Assim eram preparados, no Terceiro Reich, os jovens para a vida, para o trabalho e para a morte. Apesar de suas mentes terem sido envenenadas, seu curso escolar interrompido, seus lares abandonados enquanto eram educados, os rapazes e as moças, homens e mulheres, jovens, pareciam imensamente felizes, cheios de amor pela vida, na Juventude Hitlerista. Não há dúvida de que a prática de reunir as crianças de todas as classes e fazê-las passar a vida em comum, onde as que tivessem vindo da pobreza ou da aristocracia partilhavam das mesmas tarefas, era boa e sadia em si mesma. Em muitos casos não havia mal em que um rapaz ou moça da cidade passassem seis meses obrigatoriamente na Cooperação pelo Trabalho, onde viviam fora de casa e aprendiam o valor do trabalho manual e da companhia dos que ocupavam diferentes posições. Ninguém que viajasse por toda a Alemanha, naqueles dias, e conversasse com os jovens em seus acampamentos e observasse seu trabalho, seus jogos e canções, podia deixar de verificar que, apesar do ensino pernicioso, havia ali um movimento da juventude tremendamente dinâmico.

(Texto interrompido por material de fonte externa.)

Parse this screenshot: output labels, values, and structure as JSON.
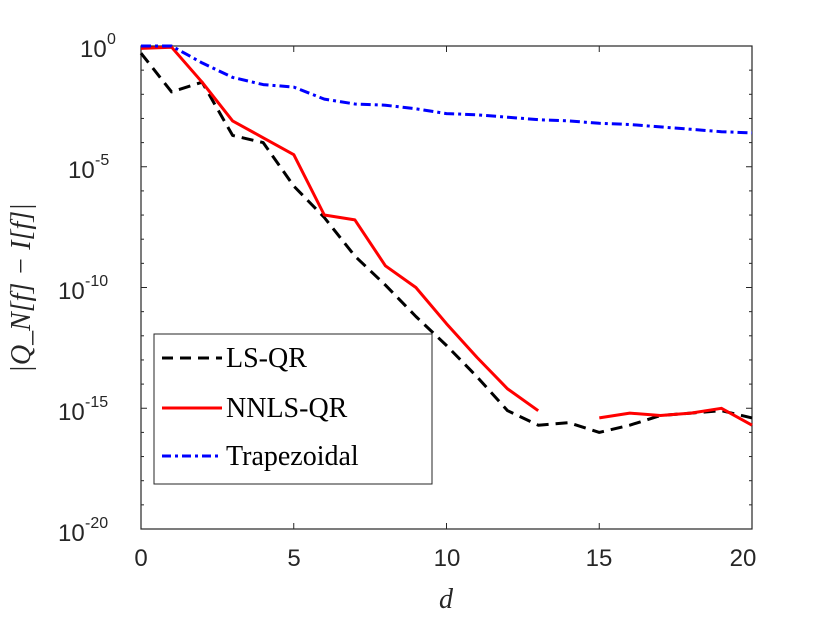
{
  "chart_data": {
    "type": "line",
    "scale_y": "log",
    "xlabel": "d",
    "ylabel": "|Q_N[f] − I[f]|",
    "xlim": [
      0,
      20
    ],
    "ylim_exponent": [
      -20,
      0
    ],
    "x_ticks": [
      "0",
      "5",
      "10",
      "15",
      "20"
    ],
    "y_ticks": [
      {
        "base": "10",
        "exp": "0",
        "log": 0
      },
      {
        "base": "10",
        "exp": "-5",
        "log": -5
      },
      {
        "base": "10",
        "exp": "-10",
        "log": -10
      },
      {
        "base": "10",
        "exp": "-15",
        "log": -15
      },
      {
        "base": "10",
        "exp": "-20",
        "log": -20
      }
    ],
    "legend_location": "bottom-left",
    "series": [
      {
        "name": "LS-QR",
        "color": "#000000",
        "dash": "dashed",
        "log10_values": [
          [
            0,
            -0.3
          ],
          [
            1,
            -1.9
          ],
          [
            2,
            -1.5
          ],
          [
            3,
            -3.7
          ],
          [
            4,
            -4.0
          ],
          [
            5,
            -5.8
          ],
          [
            6,
            -7.1
          ],
          [
            7,
            -8.7
          ],
          [
            8,
            -9.9
          ],
          [
            9,
            -11.2
          ],
          [
            10,
            -12.4
          ],
          [
            11,
            -13.7
          ],
          [
            12,
            -15.1
          ],
          [
            13,
            -15.7
          ],
          [
            14,
            -15.6
          ],
          [
            15,
            -16.0
          ],
          [
            16,
            -15.7
          ],
          [
            17,
            -15.3
          ],
          [
            18,
            -15.2
          ],
          [
            19,
            -15.1
          ],
          [
            20,
            -15.4
          ]
        ]
      },
      {
        "name": "NNLS-QR",
        "color": "#ff0000",
        "dash": "solid",
        "segments": [
          [
            [
              0,
              -0.1
            ],
            [
              1,
              -0.05
            ],
            [
              2,
              -1.5
            ],
            [
              3,
              -3.1
            ],
            [
              4,
              -3.8
            ],
            [
              5,
              -4.5
            ],
            [
              6,
              -7.0
            ],
            [
              7,
              -7.2
            ],
            [
              8,
              -9.1
            ],
            [
              9,
              -10.0
            ],
            [
              10,
              -11.5
            ],
            [
              11,
              -12.9
            ],
            [
              12,
              -14.2
            ],
            [
              13,
              -15.1
            ]
          ],
          [
            [
              15,
              -15.4
            ],
            [
              16,
              -15.2
            ],
            [
              17,
              -15.3
            ],
            [
              18,
              -15.2
            ],
            [
              19,
              -15.0
            ],
            [
              20,
              -15.7
            ]
          ]
        ]
      },
      {
        "name": "Trapezoidal",
        "color": "#0000ff",
        "dash": "dash-dot",
        "log10_values": [
          [
            0,
            0
          ],
          [
            1,
            0
          ],
          [
            2,
            -0.7
          ],
          [
            3,
            -1.3
          ],
          [
            4,
            -1.6
          ],
          [
            5,
            -1.7
          ],
          [
            6,
            -2.2
          ],
          [
            7,
            -2.4
          ],
          [
            8,
            -2.45
          ],
          [
            9,
            -2.6
          ],
          [
            10,
            -2.8
          ],
          [
            11,
            -2.85
          ],
          [
            12,
            -2.95
          ],
          [
            13,
            -3.05
          ],
          [
            14,
            -3.1
          ],
          [
            15,
            -3.2
          ],
          [
            16,
            -3.25
          ],
          [
            17,
            -3.35
          ],
          [
            18,
            -3.45
          ],
          [
            19,
            -3.55
          ],
          [
            20,
            -3.6
          ]
        ]
      }
    ]
  }
}
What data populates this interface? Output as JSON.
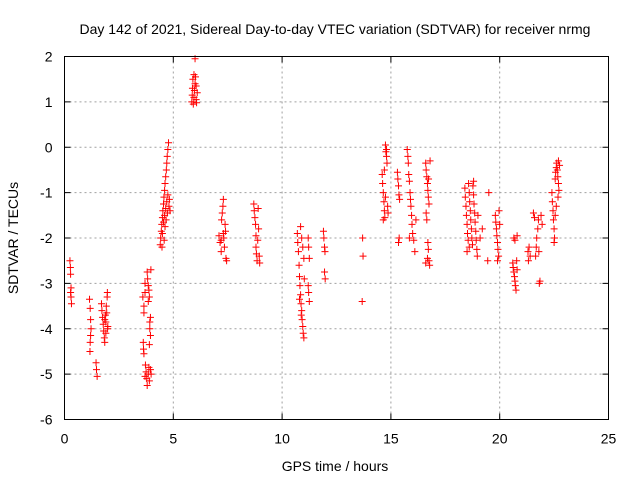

O jovem no Terceiro Reich crescia para ter corpo forte e sadio, fé no futuro de sua pátria e em si mesmo e um sentido de solidariedade e camaradagem que destroçasse todas as barreiras sociais e econômicas. Pensei a este respeito, nos dias de maio de 1940, quando ao longo da estrada de Aachen a Bruxelas se verificava o contraste entre os soldados alemães, de pele bronzeada e limpa, de uma juventude que vivia ao sol e com uma alimentação adequada, e os primeiros prisioneiros de guerra britânicos, de peitos encovados, ombros encurvados, a cor pálida e dentes estragados — exemplos trágicos de juventude que a Inglaterra negligenciara tão irresponsavelmente no período entre as duas guerras.